When sunlight reaches through the translucent ice covering Mars’ poles each spring, it warms the loose rock below and builds up pressure. That pressure causes the ice to crack and vaporized carbon dioxide to escape forcefully, blasting sand and grit into the air.
The granular material then settles on top of the ice in shapes that resemble tree branches or spindly spider legs. The pressure is so strong the CO2 actually sublimates, or transitions directly from a frozen solid to vapor.
Mars Reconnaissance Orbiter and other satellites have captured araneiforms, and the theory that they’re caused by escaping CO2 ‘has been well-accepted for over a decade,’ said Lauren McKeown, a researcher at the Open University and lead author of a study published in Scientific Reports.
‘But until now, it has been framed in a purely theoretical context,’ she added.
McKeown and colleagues from Ireland and the UK recreated Martian atmospheric pressure in the Open University Mars Simulation Chamber in Milton Keynes, England in order to test the theory.
They drilled holes in blocks of dry ice, the solid form of carbon dioxide, and suspended them above beds of various size granules. The pressure in the chamber was lowered to approximate the atmosphere on Mars, then the dry ice was lowered onto the sandy surface.
When the block reached the surface, the CO2 turned directly from solid to gas and vapor escaped through the hole. In every experiment, when the block was lifted, a spidery pattern was left behind.
The finer the sediment used, the more branches the patterns had, the authors reported. ‘The experiments show directly that the spider patterns we observe on Mars from orbit can be carved by the direct conversion of dry ice from solid to gas,’ McKeown said.
Araneiforms, which can span up to 3,300 feet across, aren’t found anywhere on Earth.
That’s because there’s so much less carbon dioxide on our planet: The atmosphere on Mars is more than 95 percent CO2, which also comprises much of the ice and frost that forms at the Martian poles in winter.
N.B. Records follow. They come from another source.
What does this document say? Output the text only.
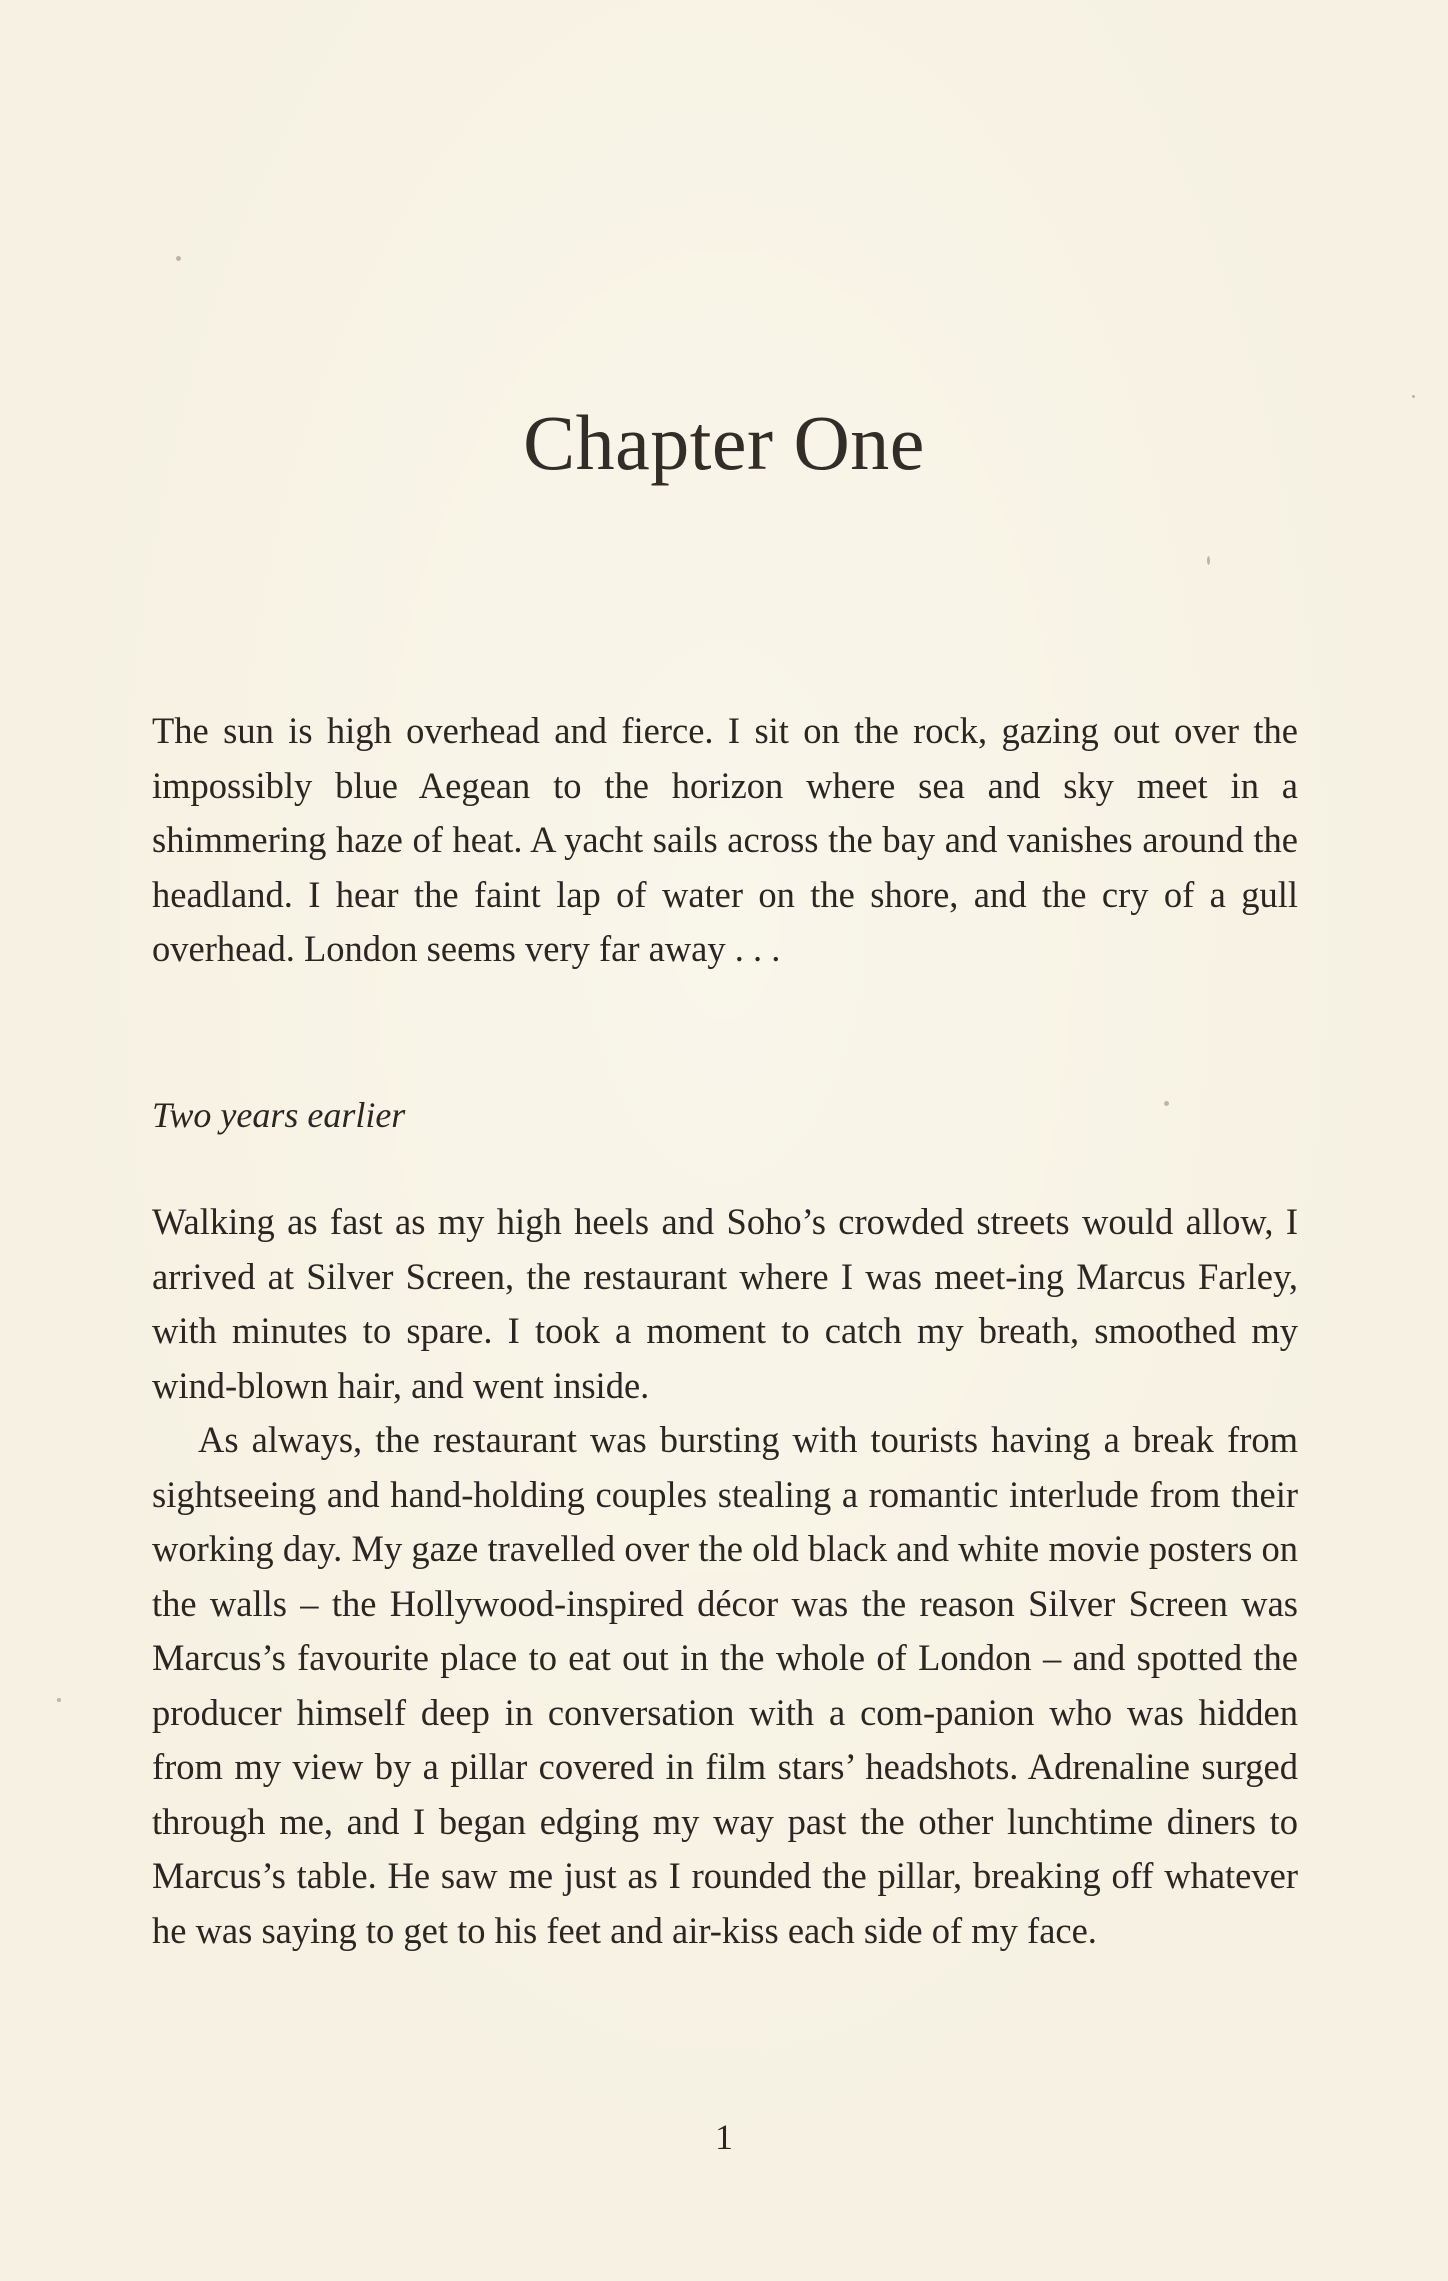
Chapter One

The sun is high overhead and fierce. I sit on the rock, gazing out over the impossibly blue Aegean to the horizon where sea and sky meet in a shimmering haze of heat. A yacht sails across the bay and vanishes around the headland. I hear the faint lap of water on the shore, and the cry of a gull overhead. London seems very far away . . .

Two years earlier

Walking as fast as my high heels and Soho’s crowded streets would allow, I arrived at Silver Screen, the restaurant where I was meet-ing Marcus Farley, with minutes to spare. I took a moment to catch my breath, smoothed my wind-blown hair, and went inside.

As always, the restaurant was bursting with tourists having a break from sightseeing and hand-holding couples stealing a romantic interlude from their working day. My gaze travelled over the old black and white movie posters on the walls – the Hollywood-inspired décor was the reason Silver Screen was Marcus’s favourite place to eat out in the whole of London – and spotted the producer himself deep in conversation with a com-panion who was hidden from my view by a pillar covered in film stars’ headshots. Adrenaline surged through me, and I began edging my way past the other lunchtime diners to Marcus’s table. He saw me just as I rounded the pillar, breaking off whatever he was saying to get to his feet and air-kiss each side of my face.

1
McKeown called the discovery ‘exciting,’ because scientists are finally beginning to understand more about how the surface of Mars changes each season.
The findings could also be useful to NASA, which has targeted human missions to Mars for the 2030s.
A geomorphologist at Trinity who supervised the research, Mary Bourke said, ‘This innovative work supports the emergent theme that the current climate and weather on Mars has an important influence not only on dynamic surface processes, but also for any future robotic and/or human exploration of the planet.’